Kolchak has a clothes issue at the I.N.S. office
Carl Kolchak: [grabbing his hat and jacket] “Okay. If clothes make the reporter around here, then Carl Kolchak can play that game too!”
Tony Vincenzo: “Where are you going?”
Carl Kolchak: [storming out the door] “I’m taking the rest of the afternoon off. I am going out and buy myself some new clothes, okay?”
Emily Cowles: [delighted] “Finally!”
studies dogs again but with dog trainer George M. Schwartz (see the funny scene in which scared Kolchak is guarded by a Doberman)
For the anecdote, Kolchak feels uneasy with dogs: see “The Vampire”, “Firefall”, “The Devil’s Platform”.
It’s the first of the two Captain Joe ‘Mad Dog’ Siska showcases and one of my favorite guest cops all the way
Carl Kolchak: “Whatever happened to ‘I’m okay, you’re okay?’ ”
Captain Joe Siska: “Well, to tell you the truth, you’re not okay! The people in group therapy didn’t tell me I was ever gonna meet anybody as un-okay as you are.”
“The Energy Eater”
written by Arthur Rowe and Rudolph Borchert
story by Arthur Rowe
directed by Alex Grasshoff
music score by Luchi de Jesus
guests: William Smith, Elaine Giftos, Tom Drake, Michael Strong, Robert Yuro, Joyce Jillson, John Alvin, Robert Cornthwaite, Michael Fox, Melissa Greene, Dianne Harper, John Mitchum, Barbara Graham, Ellaraino
Receptionist: “Here you are, Mr. Kolchak.”
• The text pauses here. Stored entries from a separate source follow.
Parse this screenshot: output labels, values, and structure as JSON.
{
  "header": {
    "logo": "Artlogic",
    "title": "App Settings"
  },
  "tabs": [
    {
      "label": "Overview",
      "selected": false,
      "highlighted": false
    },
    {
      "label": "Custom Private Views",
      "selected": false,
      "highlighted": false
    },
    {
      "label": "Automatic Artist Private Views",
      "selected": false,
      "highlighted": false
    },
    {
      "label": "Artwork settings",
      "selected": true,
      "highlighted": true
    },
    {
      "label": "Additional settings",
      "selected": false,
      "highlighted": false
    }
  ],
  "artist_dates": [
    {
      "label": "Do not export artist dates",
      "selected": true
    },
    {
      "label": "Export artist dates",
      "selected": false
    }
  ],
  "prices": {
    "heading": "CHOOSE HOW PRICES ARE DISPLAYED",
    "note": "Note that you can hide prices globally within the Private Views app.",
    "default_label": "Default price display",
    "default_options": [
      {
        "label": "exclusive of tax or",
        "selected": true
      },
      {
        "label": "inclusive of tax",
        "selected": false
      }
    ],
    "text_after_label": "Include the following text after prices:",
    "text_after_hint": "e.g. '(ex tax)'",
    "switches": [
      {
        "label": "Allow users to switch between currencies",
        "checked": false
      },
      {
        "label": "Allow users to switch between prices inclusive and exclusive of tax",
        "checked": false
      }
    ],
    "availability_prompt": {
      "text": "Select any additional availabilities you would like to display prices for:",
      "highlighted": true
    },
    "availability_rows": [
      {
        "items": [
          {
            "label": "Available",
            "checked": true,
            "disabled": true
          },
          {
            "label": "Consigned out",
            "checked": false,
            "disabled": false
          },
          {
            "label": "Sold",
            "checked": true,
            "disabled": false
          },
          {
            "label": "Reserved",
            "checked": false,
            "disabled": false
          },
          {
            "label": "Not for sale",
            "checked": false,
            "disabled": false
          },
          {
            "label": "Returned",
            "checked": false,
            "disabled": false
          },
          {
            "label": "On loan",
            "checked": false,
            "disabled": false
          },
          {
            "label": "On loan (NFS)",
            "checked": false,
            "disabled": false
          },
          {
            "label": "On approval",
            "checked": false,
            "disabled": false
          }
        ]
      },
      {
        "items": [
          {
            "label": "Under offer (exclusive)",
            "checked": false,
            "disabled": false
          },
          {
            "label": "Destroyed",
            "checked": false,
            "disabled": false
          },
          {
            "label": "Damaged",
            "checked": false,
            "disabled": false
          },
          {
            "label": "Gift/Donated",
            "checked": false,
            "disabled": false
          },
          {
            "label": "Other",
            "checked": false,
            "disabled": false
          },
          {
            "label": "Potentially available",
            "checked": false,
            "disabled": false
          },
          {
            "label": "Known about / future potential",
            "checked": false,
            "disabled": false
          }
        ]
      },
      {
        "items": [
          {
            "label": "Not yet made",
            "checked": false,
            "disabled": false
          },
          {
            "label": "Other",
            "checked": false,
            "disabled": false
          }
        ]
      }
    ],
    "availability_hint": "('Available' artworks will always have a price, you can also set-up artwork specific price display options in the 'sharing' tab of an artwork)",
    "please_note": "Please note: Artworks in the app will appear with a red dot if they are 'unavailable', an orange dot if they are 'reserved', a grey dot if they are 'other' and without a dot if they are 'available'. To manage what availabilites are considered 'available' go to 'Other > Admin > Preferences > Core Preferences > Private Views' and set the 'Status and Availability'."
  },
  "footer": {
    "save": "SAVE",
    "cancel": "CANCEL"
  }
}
Carl Kolchak: “Thank you very much. Anybody important here today?”
Receptionist: “No, just a bunch of reporters.”
Item: It’s a laborious, anemic and flat case related to the burial ground of a Bear god disguised as a trivial architectural drama about the weak foundations of a brand new hospital that is only interesting for actor William Smith as native American high steel worker/ladies’ man/medicine man/scholar/polyglot Jim Elkhorn that calls Kolchak ‘Charles’ and ‘Chuck’. Director Alex Grasshoff concludes his body of work with this poor installment. Photography-wise, Kolchak develops X-Ray plates showing the eye of Matchemonedo and borrows two highly expensive Hasselblad cameras. As in “They Have Been, They Are, They Will Be…”, the monster is invisible and mess around with energy (electro-magnetic field) and, here, disrupts and damages the electric system that kills workers (a staff electrician, nurse Janice Eisen) and patients (young Claudia Granov) of the hospital.
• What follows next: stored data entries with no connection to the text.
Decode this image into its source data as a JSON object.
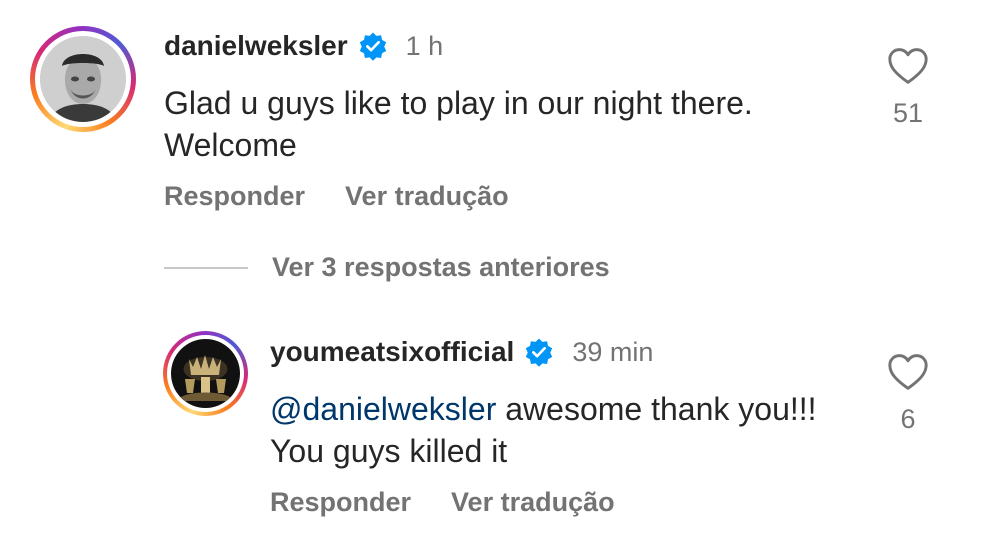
{
  "comments": [
    {
      "username": "danielweksler",
      "verified": true,
      "time": "1 h",
      "text": "Glad u guys like to play in our night there. Welcome",
      "reply_label": "Responder",
      "translate_label": "Ver tradução",
      "like_count": "51"
    },
    {
      "username": "youmeatsixofficial",
      "verified": true,
      "time": "39 min",
      "mention": "@danielweksler",
      "text": " awesome thank you!!! You guys killed it",
      "reply_label": "Responder",
      "translate_label": "Ver tradução",
      "like_count": "6"
    }
  ],
  "view_replies_label": "Ver 3 respostas anteriores",
  "colors": {
    "verified_badge": "#0095f6",
    "text": "#262626",
    "secondary": "#737373",
    "mention": "#00376b"
  },
  "icons": {
    "verified": "verified-badge-icon",
    "like": "heart-outline-icon"
  }
}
Carl Kolchak: “You enjoy your work?”
Nurse Janice Eisen: “Oh, yes. Yes. A well-performed autopsy is a joy forever.”
Item: As in “The Werewolf“ and “Bad Medecine”, Kolchak poses as someone’s else and, here, as an anonymous physician to sneak into the lower level of the hospital along with architectural engineer Don Kibbey, as Dr. Kolchak to attend a meeting with Dr. Ralph Carrie, as a nurse carrying equipment and as a foreman with the hospital workers. As in “The Spanish Moss Murders” covered with dirt and mud, Kolchak finishes his adventure in a hospital’s bed but with freeze burns from extreme cold gas that used to paralyze him. After “Bad Medicine” (also directed by Alex Grasshoff), find the second native American spirit that deals with buildings and the lobby of the hospital is the actual lobby of Universal City’s MCA Black Tower. Despite some electronic tonalities and some nice melodies by Luchi de Jesus—especially during the murder of patient Claudia Granov—, it contains stock music by Jerry Fielding (“The Werewolf”, “Firefall”, “The Devil’s Platform” and its tailing dog cue) and Gil Mellé (“The Zombie”, “They Have Been, They Are, They Will Be...”).
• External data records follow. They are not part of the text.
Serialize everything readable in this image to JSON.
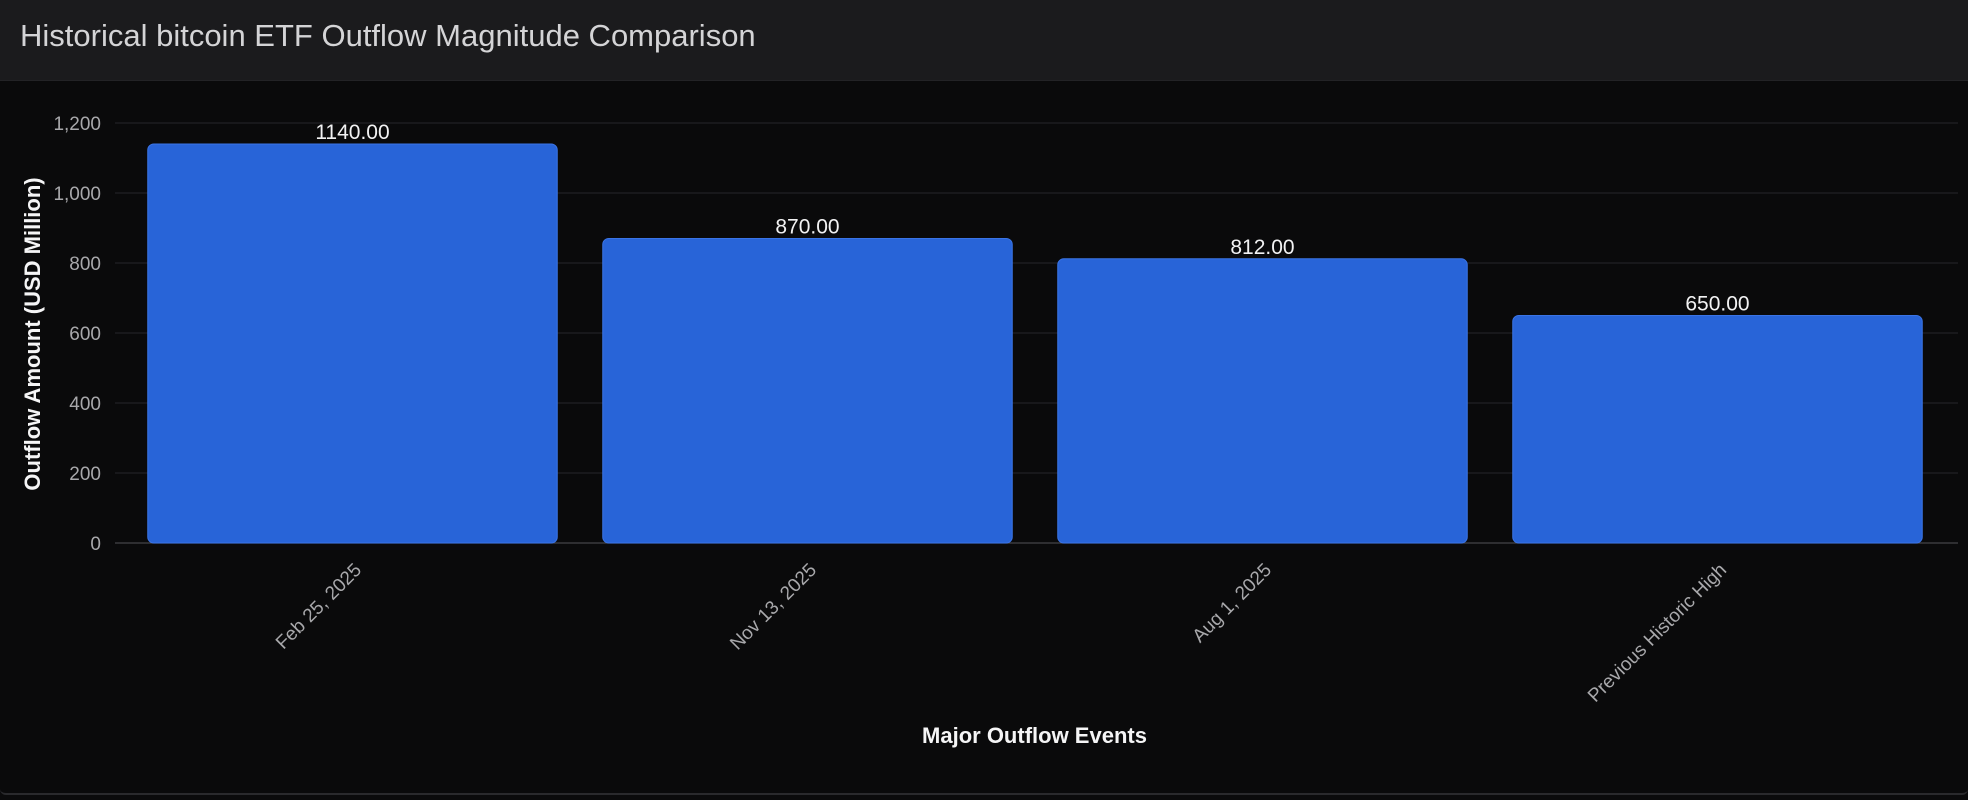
{
  "header": {
    "title": "Historical bitcoin ETF Outflow Magnitude Comparison"
  },
  "colors": {
    "bar": "#2864d8",
    "background": "#0a0a0b",
    "header": "#1b1b1d"
  },
  "chart_data": {
    "type": "bar",
    "title": "Historical bitcoin ETF Outflow Magnitude Comparison",
    "xlabel": "Major Outflow Events",
    "ylabel": "Outflow Amount (USD Million)",
    "categories": [
      "Feb 25, 2025",
      "Nov 13, 2025",
      "Aug 1, 2025",
      "Previous Historic High"
    ],
    "values": [
      1140,
      870,
      812,
      650
    ],
    "value_labels": [
      "1140.00",
      "870.00",
      "812.00",
      "650.00"
    ],
    "ylim": [
      0,
      1200
    ],
    "yticks": [
      0,
      200,
      400,
      600,
      800,
      1000,
      1200
    ],
    "ytick_labels": [
      "0",
      "200",
      "400",
      "600",
      "800",
      "1,000",
      "1,200"
    ],
    "grid": true,
    "legend": "none"
  }
}
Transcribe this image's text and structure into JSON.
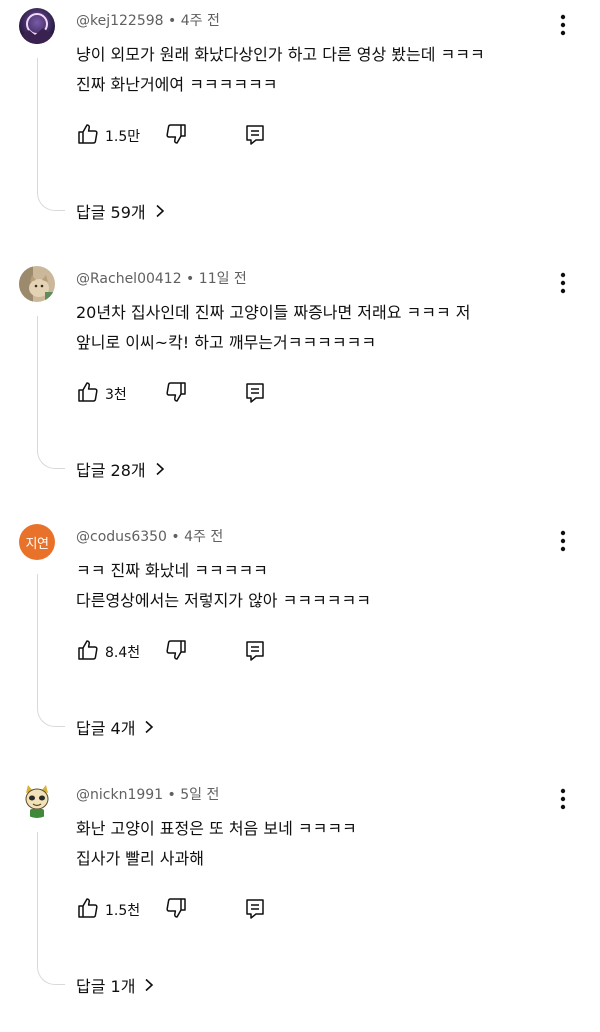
{
  "comments": [
    {
      "author": "@kej122598",
      "time": "4주 전",
      "lines": [
        "냥이 외모가 원래 화났다상인가 하고 다른 영상 봤는데 ㅋㅋㅋ",
        "진짜 화난거에여 ㅋㅋㅋㅋㅋㅋ"
      ],
      "likes": "1.5만",
      "replies": "답글 59개",
      "avatar": "moon-night-avatar"
    },
    {
      "author": "@Rachel00412",
      "time": "11일 전",
      "lines": [
        "20년차 집사인데 진짜 고양이들 짜증나면 저래요 ㅋㅋㅋ 저",
        "앞니로 이씨~칵! 하고 깨무는거ㅋㅋㅋㅋㅋㅋ"
      ],
      "likes": "3천",
      "replies": "답글 28개",
      "avatar": "cat-photo-avatar"
    },
    {
      "author": "@codus6350",
      "time": "4주 전",
      "lines": [
        "ㅋㅋ 진짜 화났네 ㅋㅋㅋㅋㅋ",
        "다른영상에서는 저렇지가 않아 ㅋㅋㅋㅋㅋㅋ"
      ],
      "likes": "8.4천",
      "replies": "답글 4개",
      "avatar_text": "지연",
      "avatar": "initials-avatar"
    },
    {
      "author": "@nickn1991",
      "time": "5일 전",
      "lines": [
        "화난 고양이 표정은 또 처음 보네 ㅋㅋㅋㅋ",
        "집사가 빨리 사과해"
      ],
      "likes": "1.5천",
      "replies": "답글 1개",
      "avatar": "cartoon-character-avatar"
    }
  ],
  "separator": " • ",
  "icons": {
    "like": "thumbs-up-icon",
    "dislike": "thumbs-down-icon",
    "reply": "comment-reply-icon",
    "more": "more-vertical-icon",
    "expand": "chevron-right-icon"
  },
  "colors": {
    "text": "#0f0f0f",
    "meta": "#606060",
    "thread_line": "#d9d9d9",
    "avatar_orange": "#e8722a"
  }
}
police head: Detective Captain Webster (actor Robert Yuro).
monster: Bear god Matchemonedo (a restless native American spirit).
Tony’s tidbit: Tony is mad about Kolchak using two Hasselblad cameras and buying some expensive films.
featuring: nurse Janice Eisen (actress Elaine Giftos) and high steel worker Jim Elkhorn (actor William Smith).
Yep, not one of the better ones but with an invisible enemy, at least the monster doesn't end up being a hyper-disappointing visual ("The Sentry").